I love my Lava Clear Connect II cables but get tired of having to order them online and would love something I can get in a music store.

Anyone try the Yorkville Studio One series from L&M? Are they comparable to Lava?


----------



## Pewtershmit (Jun 13, 2014)

It's US made cable with Amphenol Jacks, assembled in Canada. I do not remember the model of raw cabling used, but it is good stuff. I like these for pedalboards, though the connectors are large, they feel sturdier than the smaller solderless stuff you can get, not that the beefyness is needed for pedals, but hey what the heck.


----------



## TubeStack (Jul 16, 2009)

Pewtershmit said:


> It's US made cable with Amphenol Jacks, assembled in Canada. I do not remember the model of raw cabling used, but it is good stuff. I like these for pedalboards, though the connectors are large, they feel sturdier than the smaller solderless stuff you can get, not that the beefyness is needed for pedals, but hey what the heck.


Cool, thanks for the info. I'll probably pick up a couple to try. 

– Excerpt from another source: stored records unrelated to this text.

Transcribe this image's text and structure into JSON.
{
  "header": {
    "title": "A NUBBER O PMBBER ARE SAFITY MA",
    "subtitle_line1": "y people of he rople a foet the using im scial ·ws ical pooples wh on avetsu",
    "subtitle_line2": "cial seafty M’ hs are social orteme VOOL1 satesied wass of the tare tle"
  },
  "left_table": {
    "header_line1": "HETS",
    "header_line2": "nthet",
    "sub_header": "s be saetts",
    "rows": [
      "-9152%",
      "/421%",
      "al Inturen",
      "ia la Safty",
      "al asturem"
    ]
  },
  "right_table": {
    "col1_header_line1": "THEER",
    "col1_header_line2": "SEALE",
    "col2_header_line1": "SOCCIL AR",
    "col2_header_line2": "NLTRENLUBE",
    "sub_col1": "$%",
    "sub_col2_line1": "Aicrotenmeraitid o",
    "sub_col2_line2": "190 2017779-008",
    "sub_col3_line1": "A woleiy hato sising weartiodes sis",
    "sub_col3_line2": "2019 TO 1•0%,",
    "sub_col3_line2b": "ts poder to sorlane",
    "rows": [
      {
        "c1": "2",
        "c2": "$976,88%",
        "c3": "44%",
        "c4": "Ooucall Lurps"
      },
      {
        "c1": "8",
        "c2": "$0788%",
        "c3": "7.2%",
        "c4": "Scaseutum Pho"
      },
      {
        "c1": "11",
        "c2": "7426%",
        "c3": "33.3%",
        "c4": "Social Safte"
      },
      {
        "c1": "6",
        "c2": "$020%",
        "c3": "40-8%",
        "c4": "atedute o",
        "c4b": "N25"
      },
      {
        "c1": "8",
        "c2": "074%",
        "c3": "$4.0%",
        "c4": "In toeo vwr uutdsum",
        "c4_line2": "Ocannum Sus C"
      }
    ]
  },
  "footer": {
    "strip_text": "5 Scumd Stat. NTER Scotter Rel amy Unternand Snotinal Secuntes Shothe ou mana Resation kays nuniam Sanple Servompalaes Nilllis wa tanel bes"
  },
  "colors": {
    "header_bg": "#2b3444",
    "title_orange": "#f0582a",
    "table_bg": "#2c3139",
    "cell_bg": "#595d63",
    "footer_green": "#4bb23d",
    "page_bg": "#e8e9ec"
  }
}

I usually use a 15' Lava CC with no pedals, but am thinking of trying an MXR Custom Badass Modified OD (long pedal name!) with my setup and don't necessarily want to order more Lava just for that.


----------



## TubeStack (Jul 16, 2009)

Just checking in to say I bought some Studio One cables (10', 6', 6") and LOVE them. These are amazing sounding cables that are extremely well made. Love the Amphenol jacks. 

Highly recommended!


----------



## Cuyler (Jul 8, 2018)

Sorry for the necro post. But! I just bought a Studio One 18” patch cable and the Amphenol plug keeps popping out of the jack. Other plugs stay in the jack fine. There’s definitely something out of spec with the Amphenol plug. And apparently I’m not the first one to experience this. Just thought I should share.


----------



## greco (Jul 15, 2007)

Cuyler said:


> And apparently I’m not the first one to experience this. Just thought I should share.


Thanks for taking the time to share this.


----------



## TubeStack (Jul 16, 2009)

That’s odd. I’ve been using the same ones I bought four years ago (mentioned above) without any problems. Many gigs and rehearsals.


----------